Last year, Senate Judiciary Committee Chairman Chuck Grassley, R-Iowa, and Senate Majority Whip John Cornyn, R-Texas, called for greater transparency in the litigation finance industry, sending letters to three of the largest litigation funders with a list of demands. “It’s vitally important to our civil justice system that litigation decisions aren’t unduly influenced by third parties,” Grassley wrote. Grassley’s office did not return calls for comment, and the investigation is no longer active.
Meanwhile, business is booming. Chicago-based Gerchen Keller Capital launched its $100 million fund in April 2013. It recently announced it now has $1.4 billion under management and received $410 million in new investor commitments that will be deployed in early- to appellate-stage litigation. Burford Capital announced a $45 million deal to finance an entire portfolio of pending litigation of an unnamed U.K.-based company. And Mighty says it has provided funding to more than 1,000 lawsuits in its short existence.
There have been a few setbacks: Juridica Investments Ltd., a pioneer in the business, halted new case investments last November and cut costs in the wake of courtroom setbacks. And in 2011, an American plaintiffs attorney, Steven Donziger, won a multibillion-dollar judgment against Chevron in Ecuador, a lawsuit financed by several investment firms. However, that case has fallen apart as Donziger faces racketeering, conspiracy, bribery and other charges.
IN IT FOR THE MONEY?
Providing financing to make litigation affordable to litigants does not often provide relief to lower-income Americans whose injury claims are unduly delayed by slow-moving courts and recalcitrant insurers.
“My difficulty is that we don’t need to pour more money into a broken system,” says Jordan Furlong, a partner with Edge International who is based in Ottawa, Canada, and has written about financing in litigation. “We have a seriously sick system and all we’re doing is putting a bandage on a hemorrhaging wound.”

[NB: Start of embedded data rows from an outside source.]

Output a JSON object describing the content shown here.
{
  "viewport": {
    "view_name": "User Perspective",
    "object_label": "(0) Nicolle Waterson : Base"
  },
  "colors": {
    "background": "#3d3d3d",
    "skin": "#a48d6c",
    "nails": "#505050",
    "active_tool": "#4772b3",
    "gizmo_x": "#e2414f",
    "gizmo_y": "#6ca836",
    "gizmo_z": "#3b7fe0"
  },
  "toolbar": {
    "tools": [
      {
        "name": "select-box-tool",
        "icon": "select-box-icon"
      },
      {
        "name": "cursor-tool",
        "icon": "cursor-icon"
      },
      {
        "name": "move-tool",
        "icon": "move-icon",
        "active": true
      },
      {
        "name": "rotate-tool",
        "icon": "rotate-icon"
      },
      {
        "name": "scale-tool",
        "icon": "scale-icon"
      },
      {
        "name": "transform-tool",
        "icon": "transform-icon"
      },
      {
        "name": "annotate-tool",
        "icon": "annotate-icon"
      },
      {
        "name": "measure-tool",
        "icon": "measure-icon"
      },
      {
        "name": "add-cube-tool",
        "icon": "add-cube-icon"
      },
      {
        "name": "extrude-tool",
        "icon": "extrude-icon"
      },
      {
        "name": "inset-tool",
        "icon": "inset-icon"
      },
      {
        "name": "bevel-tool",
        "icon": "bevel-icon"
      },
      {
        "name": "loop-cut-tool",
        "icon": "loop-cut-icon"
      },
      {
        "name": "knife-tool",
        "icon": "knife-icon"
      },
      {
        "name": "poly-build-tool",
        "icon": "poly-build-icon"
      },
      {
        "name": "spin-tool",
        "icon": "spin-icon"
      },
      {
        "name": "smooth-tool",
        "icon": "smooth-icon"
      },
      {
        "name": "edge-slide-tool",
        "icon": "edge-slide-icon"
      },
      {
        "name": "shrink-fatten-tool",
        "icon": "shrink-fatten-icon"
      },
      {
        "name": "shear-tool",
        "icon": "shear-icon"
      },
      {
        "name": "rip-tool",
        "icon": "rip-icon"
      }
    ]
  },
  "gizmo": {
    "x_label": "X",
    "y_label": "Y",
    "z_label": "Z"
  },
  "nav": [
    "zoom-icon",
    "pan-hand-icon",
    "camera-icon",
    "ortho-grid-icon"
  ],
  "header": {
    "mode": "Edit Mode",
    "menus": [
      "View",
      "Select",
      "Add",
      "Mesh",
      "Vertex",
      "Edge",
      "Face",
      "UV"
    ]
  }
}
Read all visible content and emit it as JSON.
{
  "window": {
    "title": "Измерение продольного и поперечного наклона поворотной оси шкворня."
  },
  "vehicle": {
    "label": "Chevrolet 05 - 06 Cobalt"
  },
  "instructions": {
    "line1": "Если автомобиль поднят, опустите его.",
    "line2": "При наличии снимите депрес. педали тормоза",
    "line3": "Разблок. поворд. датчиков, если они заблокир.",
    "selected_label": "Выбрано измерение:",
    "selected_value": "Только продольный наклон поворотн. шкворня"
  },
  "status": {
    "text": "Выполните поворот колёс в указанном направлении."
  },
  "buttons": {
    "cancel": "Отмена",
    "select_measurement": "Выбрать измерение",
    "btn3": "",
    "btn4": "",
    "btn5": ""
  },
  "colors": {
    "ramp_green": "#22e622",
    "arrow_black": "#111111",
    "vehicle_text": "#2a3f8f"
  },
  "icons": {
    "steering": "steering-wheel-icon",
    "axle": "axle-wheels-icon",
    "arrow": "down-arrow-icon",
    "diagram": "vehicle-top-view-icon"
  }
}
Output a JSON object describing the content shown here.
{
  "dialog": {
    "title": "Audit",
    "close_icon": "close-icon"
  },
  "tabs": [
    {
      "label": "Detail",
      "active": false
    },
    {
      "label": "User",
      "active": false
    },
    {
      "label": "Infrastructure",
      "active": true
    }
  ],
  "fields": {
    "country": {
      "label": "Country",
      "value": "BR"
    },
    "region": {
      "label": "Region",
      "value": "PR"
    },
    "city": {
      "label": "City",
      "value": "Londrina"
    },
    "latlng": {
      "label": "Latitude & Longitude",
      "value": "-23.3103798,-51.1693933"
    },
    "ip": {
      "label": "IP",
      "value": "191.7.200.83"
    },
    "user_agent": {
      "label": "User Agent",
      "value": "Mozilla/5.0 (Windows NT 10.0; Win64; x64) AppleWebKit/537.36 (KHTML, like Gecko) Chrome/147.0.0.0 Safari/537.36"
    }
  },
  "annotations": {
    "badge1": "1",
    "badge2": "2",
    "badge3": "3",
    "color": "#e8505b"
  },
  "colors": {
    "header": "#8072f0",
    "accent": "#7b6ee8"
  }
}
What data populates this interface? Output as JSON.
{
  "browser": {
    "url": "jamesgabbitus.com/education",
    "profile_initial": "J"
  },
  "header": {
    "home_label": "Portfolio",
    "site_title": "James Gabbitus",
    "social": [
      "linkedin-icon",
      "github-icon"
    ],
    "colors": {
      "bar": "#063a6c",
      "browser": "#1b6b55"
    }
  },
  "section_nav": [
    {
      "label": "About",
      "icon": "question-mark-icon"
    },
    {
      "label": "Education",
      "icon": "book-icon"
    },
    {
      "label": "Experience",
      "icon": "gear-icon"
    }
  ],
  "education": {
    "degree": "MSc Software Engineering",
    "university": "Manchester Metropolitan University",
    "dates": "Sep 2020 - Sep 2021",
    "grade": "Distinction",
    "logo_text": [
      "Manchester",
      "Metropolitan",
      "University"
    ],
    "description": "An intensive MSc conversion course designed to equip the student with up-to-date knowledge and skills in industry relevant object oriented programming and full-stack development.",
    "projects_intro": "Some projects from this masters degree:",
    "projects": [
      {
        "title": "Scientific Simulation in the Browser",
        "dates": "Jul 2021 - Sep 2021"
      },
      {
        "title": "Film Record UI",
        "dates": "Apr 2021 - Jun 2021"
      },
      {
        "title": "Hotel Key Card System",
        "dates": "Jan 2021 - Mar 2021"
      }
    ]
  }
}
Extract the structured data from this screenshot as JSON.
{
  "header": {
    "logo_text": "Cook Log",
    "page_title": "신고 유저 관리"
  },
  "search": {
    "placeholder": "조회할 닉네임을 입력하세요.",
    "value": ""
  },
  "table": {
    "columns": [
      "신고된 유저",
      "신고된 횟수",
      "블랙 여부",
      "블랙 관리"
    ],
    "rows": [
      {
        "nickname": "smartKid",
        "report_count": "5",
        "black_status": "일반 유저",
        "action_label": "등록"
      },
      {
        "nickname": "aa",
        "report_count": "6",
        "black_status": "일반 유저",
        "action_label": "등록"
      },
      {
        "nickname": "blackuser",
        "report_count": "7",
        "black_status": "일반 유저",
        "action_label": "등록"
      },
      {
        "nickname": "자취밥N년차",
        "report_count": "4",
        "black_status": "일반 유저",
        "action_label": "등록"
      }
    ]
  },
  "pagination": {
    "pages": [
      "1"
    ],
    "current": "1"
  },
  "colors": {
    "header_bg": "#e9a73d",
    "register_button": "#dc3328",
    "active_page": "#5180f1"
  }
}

Furlong argues that the legal system should find ways to streamline and reduce unnecessary steps that drag out matters and inflate costs. “If you serve the interests of an investor,” he says, “the financier can choose to pull the plug when they achieve maximum profitability for shareholders, not necessarily when justice is served.”
Furlong suggests that financing tends to paper over systemic issues in the legal system, but proponents say that given time and capital, it will change the litigation landscape.
“The biggest challenge we face is education,” says Greenberg. “I’m convinced that as more litigants realize financing their case is an option, it will change the calculations that force most people to settle cases.”